According to the study, higher frequency use was associated with younger age (18-34), Black and Native American race, as well as with less education.

It is revealed now that married individuals and those that identify as Asian or Hispanic tended to have lower-frequency cannabis use.

So, who uses cannabis the most (frequently)?

We need to declare what frequent use means in the first place. For this study, the researchers categorised use by the number of days of cannabis use in the past 30 days.

They then listed respondents – all the 387,179 participants – by putting them in either the non-useinfrequent use (1-5 days), frequent use (6-29 days), or daily use categories.

The goal was clear: while cannabis use has grown significantly in the United States between 2002 and 2019 – from 10.4% to 18% –, not much was known about who uses the drug and how often.

What the researchers found was that cannabis use varied significantly depending on age, gender, race, marital status, education, employment, and income.

Overall, cannabis use – infrequent (6.4%), frequent (5.2%) and daily use (6.4%) – was more prevalent among the youngest age group.
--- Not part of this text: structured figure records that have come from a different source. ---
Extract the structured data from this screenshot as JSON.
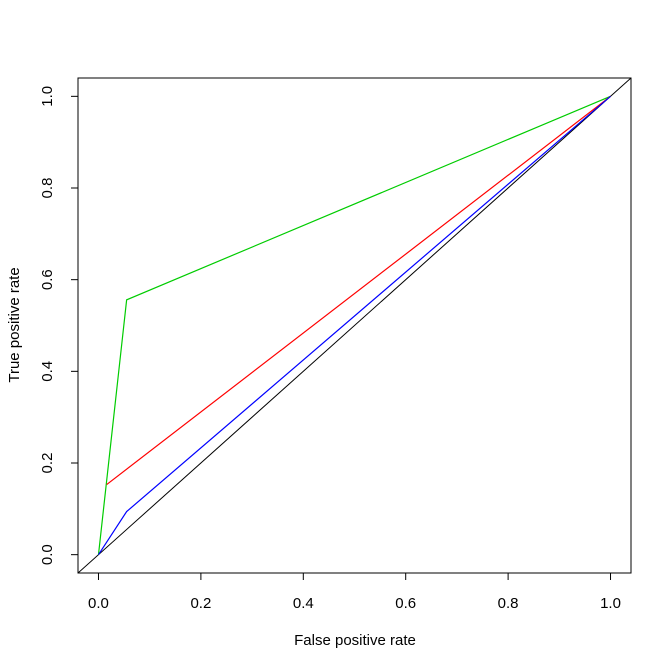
{
  "chart_data": {
    "type": "line",
    "xlabel": "False positive rate",
    "ylabel": "True positive rate",
    "xlim": [
      -0.04,
      1.04
    ],
    "ylim": [
      -0.04,
      1.04
    ],
    "xticks": [
      {
        "value": 0,
        "label": "0.0"
      },
      0.2,
      0.4,
      0.6,
      0.8,
      {
        "value": 1,
        "label": "1.0"
      }
    ],
    "yticks": [
      {
        "value": 0,
        "label": "0.0"
      },
      0.2,
      0.4,
      0.6,
      0.8,
      {
        "value": 1,
        "label": "1.0"
      }
    ],
    "abline": {
      "intercept": 0,
      "slope": 1,
      "color": "#000000"
    },
    "series": [
      {
        "color": "#00cc00",
        "x": [
          0,
          0.055,
          1
        ],
        "values": [
          0,
          0.556,
          1
        ]
      },
      {
        "color": "#ff0000",
        "x": [
          0.016,
          1
        ],
        "values": [
          0.153,
          1
        ]
      },
      {
        "color": "#0000ff",
        "x": [
          0,
          0.055,
          1
        ],
        "values": [
          0,
          0.094,
          1
        ]
      }
    ]
  }
}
At the same time, of those in the oldest group (65+ years) only 1.3% claimed to be infrequent users, and as few as 0.9% admitted to being frequent users.

Men were more likely than women to be frequent users (3.6% vs 2%) and Black and Native American respondents reportedly used cannabis more frequently than those of White ethnicity.

The data suggested that income may also be a predictor in the frequency of cannabis consumption: Those with a higher annual salary reported using cannabis less frequently than those on lower incomes (<$25 000, 4.6%; $25 000-$74 999, 3.8%; ≥$75 000, 2.7%).

The authors concluded: “This study of BRFSS data from 21 US states and 2 territories found that higher-frequency cannabis use was concentrated among younger and male adults, as well as adults who identified as Black or Native American or were from communities with low socioeconomic status.

“The decriminalisation and legalisation of cannabis were partly driven by social and racial justice concerns.

“Higher-frequency use among individuals in younger and racial minority populations is a cause for concern and may warrant attention from policymakers and public health officials.

“Furthermore, more attention may need to be paid to high-frequency use in the form of screening, risk stratification, and treatment given the known and emerging negative health effects of cannabis.”